OMV: Joint Venture für Europas größte Sortieranlage für chemisches Recycling gestartet

Die OMV, der in Wien ansässige Produzent von Energie, Brenn- und Rohstoffen, Chemikalien und Materialien, will mit dem Anbieter von Kreislaufwirtschaftslösungen Interzero zusammenarbeiten, um eine Sortieranlage zur Herstellung von Rohstoffen für das chemische Recycling zu errichten. OMV wird mehr als EUR 170 Mio. in den Bau der Anlage in Walldürn, Süddeutschland, investieren und 89,9% der Anteile an dem Joint Venture halten, während der Rest im Besitz von Interzero ist.

OMV gibt an, dass die Anlage 250.000 Tonnen Mischkunststoffe pro Jahr verarbeiten wird, wobei der Schwerpunkt auf der Umwandlung von Abfällen, die nicht mechanisch recycelt werden können, in Pyrolyseöl liegt, einem Ausgangsstoff für das chemische Recycling.
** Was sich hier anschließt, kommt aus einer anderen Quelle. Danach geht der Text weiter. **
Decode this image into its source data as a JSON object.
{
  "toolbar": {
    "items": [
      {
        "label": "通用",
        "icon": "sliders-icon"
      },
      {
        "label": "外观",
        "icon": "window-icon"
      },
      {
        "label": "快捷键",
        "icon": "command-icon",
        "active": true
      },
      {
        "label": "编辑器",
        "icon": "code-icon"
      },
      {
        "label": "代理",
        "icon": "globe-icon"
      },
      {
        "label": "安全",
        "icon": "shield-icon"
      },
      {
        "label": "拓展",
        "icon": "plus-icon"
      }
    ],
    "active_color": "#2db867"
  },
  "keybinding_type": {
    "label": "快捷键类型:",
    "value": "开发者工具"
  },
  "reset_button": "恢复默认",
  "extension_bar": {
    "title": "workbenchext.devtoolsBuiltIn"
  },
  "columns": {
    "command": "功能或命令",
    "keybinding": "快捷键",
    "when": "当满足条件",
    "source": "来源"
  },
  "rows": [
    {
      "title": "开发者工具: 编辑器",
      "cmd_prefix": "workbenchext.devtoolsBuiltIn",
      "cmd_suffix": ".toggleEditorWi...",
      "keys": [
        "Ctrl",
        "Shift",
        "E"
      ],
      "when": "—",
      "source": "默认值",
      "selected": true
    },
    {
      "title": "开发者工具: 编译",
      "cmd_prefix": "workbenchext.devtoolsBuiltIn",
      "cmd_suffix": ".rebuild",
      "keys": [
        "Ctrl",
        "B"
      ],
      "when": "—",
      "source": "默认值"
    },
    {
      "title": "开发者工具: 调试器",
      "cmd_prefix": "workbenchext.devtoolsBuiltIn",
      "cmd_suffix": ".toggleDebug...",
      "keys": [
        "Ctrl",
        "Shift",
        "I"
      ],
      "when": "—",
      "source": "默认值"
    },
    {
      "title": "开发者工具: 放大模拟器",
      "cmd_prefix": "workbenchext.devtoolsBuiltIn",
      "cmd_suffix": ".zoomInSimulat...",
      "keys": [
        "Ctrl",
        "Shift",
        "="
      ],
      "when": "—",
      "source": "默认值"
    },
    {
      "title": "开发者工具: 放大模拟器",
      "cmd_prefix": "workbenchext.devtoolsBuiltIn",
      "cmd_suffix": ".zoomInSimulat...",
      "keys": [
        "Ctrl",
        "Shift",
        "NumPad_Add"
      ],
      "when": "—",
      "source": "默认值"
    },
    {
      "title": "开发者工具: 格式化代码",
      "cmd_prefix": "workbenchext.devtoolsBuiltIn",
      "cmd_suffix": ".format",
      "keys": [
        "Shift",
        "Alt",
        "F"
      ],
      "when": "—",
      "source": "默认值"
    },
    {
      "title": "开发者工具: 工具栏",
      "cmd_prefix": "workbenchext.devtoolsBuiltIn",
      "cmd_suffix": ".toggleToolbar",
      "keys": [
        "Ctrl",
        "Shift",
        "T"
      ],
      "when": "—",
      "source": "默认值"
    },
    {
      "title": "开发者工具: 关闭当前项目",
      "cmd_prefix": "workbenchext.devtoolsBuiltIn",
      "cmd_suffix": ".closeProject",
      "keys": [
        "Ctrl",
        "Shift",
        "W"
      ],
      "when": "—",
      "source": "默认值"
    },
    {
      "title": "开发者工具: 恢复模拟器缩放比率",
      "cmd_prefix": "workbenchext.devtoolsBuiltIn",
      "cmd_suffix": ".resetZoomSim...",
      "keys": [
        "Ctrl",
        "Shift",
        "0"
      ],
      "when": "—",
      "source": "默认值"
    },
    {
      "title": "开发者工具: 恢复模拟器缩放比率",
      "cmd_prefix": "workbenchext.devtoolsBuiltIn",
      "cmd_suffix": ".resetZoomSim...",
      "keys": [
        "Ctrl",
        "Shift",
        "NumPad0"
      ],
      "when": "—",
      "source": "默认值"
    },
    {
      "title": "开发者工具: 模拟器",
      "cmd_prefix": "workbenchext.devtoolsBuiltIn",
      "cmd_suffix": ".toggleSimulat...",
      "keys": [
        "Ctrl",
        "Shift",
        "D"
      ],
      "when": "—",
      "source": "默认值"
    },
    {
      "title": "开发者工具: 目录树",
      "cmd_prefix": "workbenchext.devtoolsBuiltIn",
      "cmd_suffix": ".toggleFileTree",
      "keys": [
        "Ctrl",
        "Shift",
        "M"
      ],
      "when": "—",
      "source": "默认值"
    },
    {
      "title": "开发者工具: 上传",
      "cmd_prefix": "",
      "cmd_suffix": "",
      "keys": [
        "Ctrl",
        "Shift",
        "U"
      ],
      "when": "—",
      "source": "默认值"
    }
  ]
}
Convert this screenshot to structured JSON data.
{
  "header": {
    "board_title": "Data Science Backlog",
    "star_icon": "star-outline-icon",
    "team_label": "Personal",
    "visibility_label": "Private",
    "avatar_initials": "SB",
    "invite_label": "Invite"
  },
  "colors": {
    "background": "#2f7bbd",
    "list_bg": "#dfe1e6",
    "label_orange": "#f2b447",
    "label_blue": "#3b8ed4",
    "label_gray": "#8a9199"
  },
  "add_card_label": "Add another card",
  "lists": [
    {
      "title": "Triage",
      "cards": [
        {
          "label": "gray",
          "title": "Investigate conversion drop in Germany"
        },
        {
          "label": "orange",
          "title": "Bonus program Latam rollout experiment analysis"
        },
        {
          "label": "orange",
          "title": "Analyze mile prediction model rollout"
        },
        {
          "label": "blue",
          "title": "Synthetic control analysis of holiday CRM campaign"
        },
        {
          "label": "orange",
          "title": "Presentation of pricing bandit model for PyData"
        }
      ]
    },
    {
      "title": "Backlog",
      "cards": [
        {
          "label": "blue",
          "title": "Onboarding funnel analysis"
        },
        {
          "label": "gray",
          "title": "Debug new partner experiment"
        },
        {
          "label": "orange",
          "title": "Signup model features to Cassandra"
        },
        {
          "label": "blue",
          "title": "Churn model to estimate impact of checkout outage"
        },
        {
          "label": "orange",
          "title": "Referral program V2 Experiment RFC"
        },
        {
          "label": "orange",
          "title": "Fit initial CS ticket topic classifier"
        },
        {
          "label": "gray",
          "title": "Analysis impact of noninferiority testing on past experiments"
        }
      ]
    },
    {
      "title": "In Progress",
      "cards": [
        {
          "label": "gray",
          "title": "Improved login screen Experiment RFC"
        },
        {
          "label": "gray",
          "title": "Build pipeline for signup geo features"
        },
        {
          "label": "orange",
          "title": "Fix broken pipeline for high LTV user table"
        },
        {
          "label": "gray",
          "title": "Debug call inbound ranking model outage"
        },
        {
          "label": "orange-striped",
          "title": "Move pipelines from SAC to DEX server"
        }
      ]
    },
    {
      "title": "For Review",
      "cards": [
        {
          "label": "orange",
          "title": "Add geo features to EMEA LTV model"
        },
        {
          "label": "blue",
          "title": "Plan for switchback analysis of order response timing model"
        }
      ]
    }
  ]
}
Mit fünf Sortieranlagen für Leichtverpackungsabfälle in Deutschland und der Kapazität, etwa ein Drittel dieser Abfälle in Deutschland zu sammeln, verfügt Interzero über die größte Sortierkapazität in Europa.

HolyGrail 2.0: Gemeinsames Projekt für digitale Wasserzeichen auf dem Weg zur Marktreife

HolyGrail 2.0 hat seine zweite FuE-Forschungsphase abgeschlossen und wird in kommerziellen Sortier- und Recyclinganlagen unter normalen Betriebsbedingungen eingesetzt werden. Die Initiative für digitale Wasserzeichen hat mehr als 130 Unternehmen und Verbände aus der gesamten Wertschöpfungskette der Verpackungsindustrie zusammengebracht.

Digitale Wasserzeichen sind optische Codes, die mit einem Verpackungsetikett aufgebracht oder in eine Form eingeprägt werden. Diese „digitalen Recyclingpässe“ enthalten wichtige Informationen wie die Art der verwendeten Kunststoffe und deren Zusammensetzung, die Verwendung für Lebensmittel oder Nicht-Lebensmittel und die Lagereinheit.  

Das von der AIM – European Brands Association – vorangetriebene und von der Alliance to End Plastic Waste unterstützte Projekt zielt darauf ab, zu verstehen, wie digitale Technologie eine bessere Sortierung und höhere Recyclingraten für Verpackungen in der EU ermöglichen kann.

Eastman: Neue Anlage für molekulares Kunststoffrecycling

Das Unternehmen Eastman hat bekannt gegeben, dass seine neue Anlage für molekulares Recycling in Kingsport, Tennessee, in Betrieb ist und Einnahmen erwirtschaftet. Das Unternehmen geht davon aus, dass es die Produktion in den kommenden Monaten steigern wird. Ziel ist es, bis 2024 ein zusätzliches EBITDA von etwa 75 Mio. USD aus der neuen Anlage zu erwirtschaften, um seine Kreislaufwirtschaftsplattform voranzutreiben. 

Die Polyester-Erneuerungs-Technologie des Unternehmens wird bei schwer zu recycelnden Kunststoffabfällen eingesetzt, die heute in der Regel auf Deponien oder in Verbrennungsanlagen landen. Die Technologie ermöglicht es, diese Abfälle in ihre molekularen Bausteine zu zerlegen und wieder zusammenzusetzen, um einen Kunststoff mit kompromisslosen Leistungsmerkmalen zu erhalten.